Petit dictionnaire des manipulations : Accumulation

dictionary-432041_960_720Accumulation. Un de ces mots qui évoque l’avidité, la boulimie, mais aussi la solidité, la pérennité. Nous ne parlerons pas ici de l’accumulation du capital chère à Karl Marx, ni de l’accumulation de richesses et de biens matériels que d’aucuns dénoncent comme étant devenu le but ultime de nos existences vides de sens. Nous allons plutôt nous intéresser à l’accumulation de preuves, de faits,  d’informations, mais aussi parfois simplement de mots, de concepts, d’images, sensée nous montrer à quel point telle ou telle opinion ou théorie est solide. Et tenter d’apercevoir comment cette accumulation même peut être un signal “Danger : Manipulation en cours !”, et comment alors s’en protéger.

Calomniez, calomniez, il en restera toujours quelque chose

Notre cerveau n’est pas qu’une machine à raisonner, un simple instrument d’une pensée logique et rationnelle. C’est ce qui, à mes yeux, nous rend sympathiques :  nous sommes accessibles aux sentiments, et ceux-ci prennent parfois heureusement le pas sur le raisonnement logique, “déshumanisé”. Mais c’est en même temps ce qui nous rend vulnérables à certaines formes de manipulation. Celle que je veux traiter ici s’appuie en effet sur ce que les psychologues et socio-psychologues nomment des biais cognitifs.

Un biais cognitif, c’est, en gros, une distorsion dans les conclusions que nous tirons d’une information. Distorsion par rapport à une norme, la norme de la logique rationnelle pure. Un exemple bien connu en est le biais d’autocomplaisance : il consiste à s’attribuer ses réussites et à attribuer aux autres ses échecs. Ainsi, l’information “j’ai réussi” devient “je suis bon”, et l’information “j’ai échoué” devient “ils m’en veulent” ou “ils sont mauvais” !

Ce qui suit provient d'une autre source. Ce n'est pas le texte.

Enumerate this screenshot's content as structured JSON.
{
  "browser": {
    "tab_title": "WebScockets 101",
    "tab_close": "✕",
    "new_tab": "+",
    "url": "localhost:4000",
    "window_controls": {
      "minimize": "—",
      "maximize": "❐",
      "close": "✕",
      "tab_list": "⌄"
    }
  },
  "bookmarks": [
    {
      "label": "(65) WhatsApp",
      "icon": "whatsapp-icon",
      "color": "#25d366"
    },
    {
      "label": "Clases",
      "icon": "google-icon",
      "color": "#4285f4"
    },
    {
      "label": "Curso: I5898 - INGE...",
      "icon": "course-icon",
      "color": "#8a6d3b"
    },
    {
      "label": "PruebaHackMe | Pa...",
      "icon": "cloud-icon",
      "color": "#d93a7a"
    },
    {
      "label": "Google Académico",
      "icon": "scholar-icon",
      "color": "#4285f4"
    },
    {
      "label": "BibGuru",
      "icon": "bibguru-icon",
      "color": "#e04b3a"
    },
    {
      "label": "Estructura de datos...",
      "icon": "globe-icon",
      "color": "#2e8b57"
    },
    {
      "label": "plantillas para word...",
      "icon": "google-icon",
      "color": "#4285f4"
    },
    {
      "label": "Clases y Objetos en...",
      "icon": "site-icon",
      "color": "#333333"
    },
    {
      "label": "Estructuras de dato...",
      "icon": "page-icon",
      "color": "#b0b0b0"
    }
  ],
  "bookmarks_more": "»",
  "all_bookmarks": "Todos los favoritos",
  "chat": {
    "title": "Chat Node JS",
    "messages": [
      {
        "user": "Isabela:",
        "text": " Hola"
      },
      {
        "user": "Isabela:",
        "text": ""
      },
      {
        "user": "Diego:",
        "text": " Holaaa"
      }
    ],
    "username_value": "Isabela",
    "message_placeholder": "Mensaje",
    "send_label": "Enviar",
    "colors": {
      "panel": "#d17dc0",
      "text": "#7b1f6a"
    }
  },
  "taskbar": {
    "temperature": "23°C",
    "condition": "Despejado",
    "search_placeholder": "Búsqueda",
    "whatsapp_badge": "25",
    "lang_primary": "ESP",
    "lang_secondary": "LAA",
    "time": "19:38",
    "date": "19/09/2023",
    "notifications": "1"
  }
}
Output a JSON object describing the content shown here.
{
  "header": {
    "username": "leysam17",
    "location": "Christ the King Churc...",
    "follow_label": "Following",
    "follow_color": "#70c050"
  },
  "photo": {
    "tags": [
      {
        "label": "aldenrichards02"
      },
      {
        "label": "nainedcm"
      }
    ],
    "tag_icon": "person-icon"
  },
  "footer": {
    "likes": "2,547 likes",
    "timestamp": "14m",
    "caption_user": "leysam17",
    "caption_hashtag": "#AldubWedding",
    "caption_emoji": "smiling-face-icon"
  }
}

Depuis l’introduction du concept dans les années 1970 par Daniel Kahneman et Amos
Tversky, les chercheurs ont ainsi identifié plus de cent biais cognitifs, qui viennent interférer avec notre capacité à prendre des décisions rationnelles, à porter des jugements objectivement basés sur des faits. Je veux ici en souligner quatre. L’effet de récence nous pousse à mieux nous souvenir des dernières informations auxquelles nous avons été confronté. C’est, en quelque sorte, le dernier qui parle qui a raison… L’effet d’ambiguité se manifeste surtout dans la prise de décision, en nous poussant à favoriser une option pour laquelle on dispose de plus d’informations, plutôt qu’une option qui présente des “ambiguités”, même quand leur probabilité de satisfaire nos critères est la même. Le biais de confirmation fait que nous avons tendance à retenir les faits qui confirment notre hypothèse initiale, et à éliminer les contre-exemples. L’effet de halo enfin, ou effet de notoriété, ou de contamination, nous pousse à confirmer nos premières impressions — positives ou négatives — sur les personnes, les marques, les groupes.

Les biais cognitifs
Les biais cognitifs

L’accumulation d’informations allant toutes dans le même sens, que l’on observe régulièrement , par exemple dans les médias, à l’occasion d’évènements sujets à polémique, exploite ces biais. Ainsi par exemple, depuis la première manifestation des Gilets jaunes à Paris, pas une semaine sans souligner les violences qui ont émaillées ces rassemblements. Mais savez-vous exactement combien d’actes violents ont été constatés ? Probablement pas, car l’objectif des médias, en l’occurrence, n’est pas de vous informer dans les détails. Il est de générer, puis d’entretenir, une “première impression” : les gilets jaunes sont violents. Pour faire bon équilibre, constatons qu’il en est de même dans le camp qui dénonce les violences policières.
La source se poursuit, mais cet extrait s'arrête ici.